Michael W. Bigrigg, Copyright 2004-2007
Software robustness should not be an afterthought or left to the end of the software development process to be considered. In my former life of commercial software development, we fol-lowed a simple cycle of: edit, compile, and then run. The run part consisted of running the application in a manner that would exercise the portion of code just developed. We then analyzed the results of running the application, used that information for feedback, and our cycle would start again. It was straightforward to test the majority of our code. Running the application in a failure-free environment to test the correct behavior was easy. The exceptional conditions that the application could run into and upon which we coded behavior, was not so easily tested.
In our initial implementation of our software exception injection (SWEI) system, FlakyIO, we were able to determine that a number of common utility programs were not totally robust to the presence of exceptions. The applications would either blissfully ignore exceptions or simply did not accurately check for the correct exception condition. Beyond reporting the robustness benchmarking numbers, we took it upon ourselves to attempt to fix these robustness problems. There were only two dozen applications. Applications that did not accurately check the errors properly, yet still had error handling code, could be fixed faster. It was difficult to understand the correct behavior and an appropriate way of handling the error when no error handling code was present. We recognized that after weeks of attempting to fix the errors, we needed to return to our real work.
But it has left a deep mark on us. While the exception injection systems that we developed can be used as a tool to test the robustness of an application, its real power is its incorporation into the software development process. We also discovered that even with our understanding of reliability, we began to approach the testing results the way I remember developing commercial software years ago. We began to do whatever it took to make the errors go away. It is unfortunate, but a testing mechanism left to the end of the development process was viewed as more of an incon-venience than a help. Therefore, we have built SWEI systems to help programmers exercise their exception handling code.
This book overviews the framework that we used to show you how to implement your own FlakyIO system based on the model we developed, outlining the key points that must be understood to build a SWEI system. We will explain some of our fundamental understanding of exception handling. The bulk of this book discusses the results of the design and implementation of many of our SWEI systems. We will also present some observations that arose out of our exception injection experimentations.
We are not developing an explicit software fault injection (SWFI) system for I/O. A fault injection system for I/O would be to remove the data device or flip bits, to stress the system based on known ways the system fails. Fault injection will perturbate the data or the system in an at-tempt to raise an error or exception.

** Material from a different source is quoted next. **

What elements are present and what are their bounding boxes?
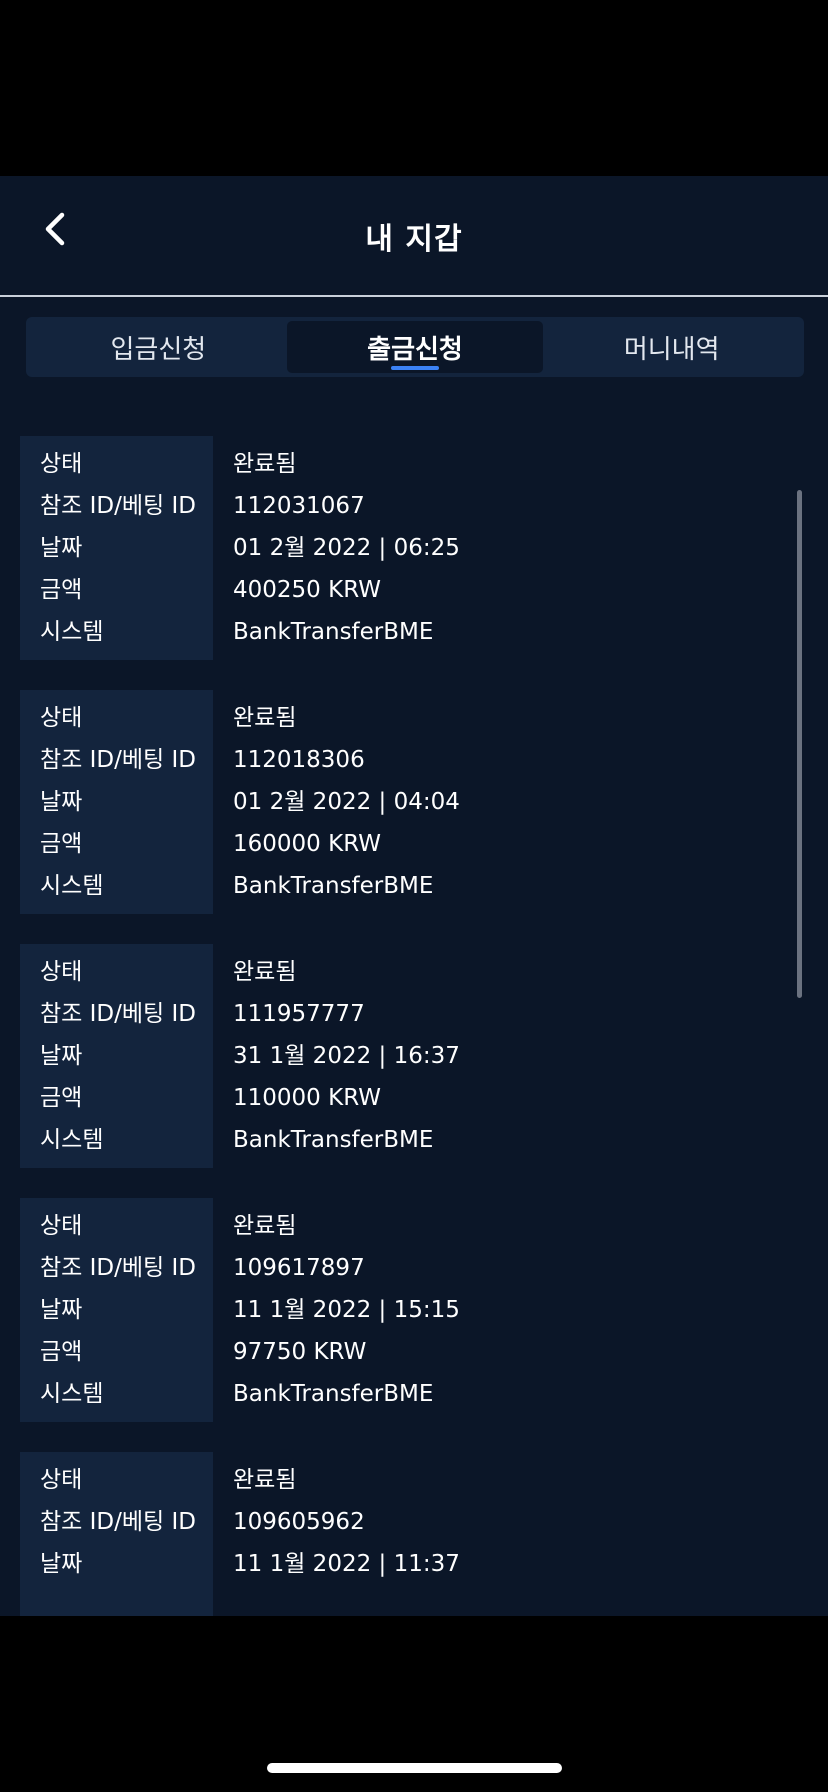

Exception injection explicitly raises the exception directly. Our SWEI does not contain fault models, which identify the faults upon which exceptions may be introduced into the system. Our injection is based on a listing of all the possible exceptions that may be raised in the course of execution. A fault model may be necessary for non-I/O based systems that contain function calls with side effects and is mentioned in the future works section.
There are two approaches to the detection of missing exception handling. The first one is static analysis through the use of compiler techniques along with formal methods. These systems do not provide explicit validation of exception handling; they provide the mechanisms to allow for exception handling validation. The second approach is dynamic analysis or testing, often in a similar form to fault injection.
While fault injection systems will test the exception handling code, it does not provide a means of exercising a single exception handler. This is necessary to integrate exception handling testing into the software development cycle.
The Flaky Family consists of several systems that have been developed using the Flaky exception injection model. It is a model and not an integrated system, simply because the components are so diverse that it was not possible to make one single flaky system that encompassed every-thing. The FlakyIO family consists of SWEI for languages such as FlakyC, FlakyJava, and FlakyPHP, for handheld systems such as FlakyPalm and FlakyWinCE, for networking systems such as FlakyNet and FlakyCORBA, and for systems such as FlakyDisk. Overall the results show that every system has application instances that do not do correct exception handling.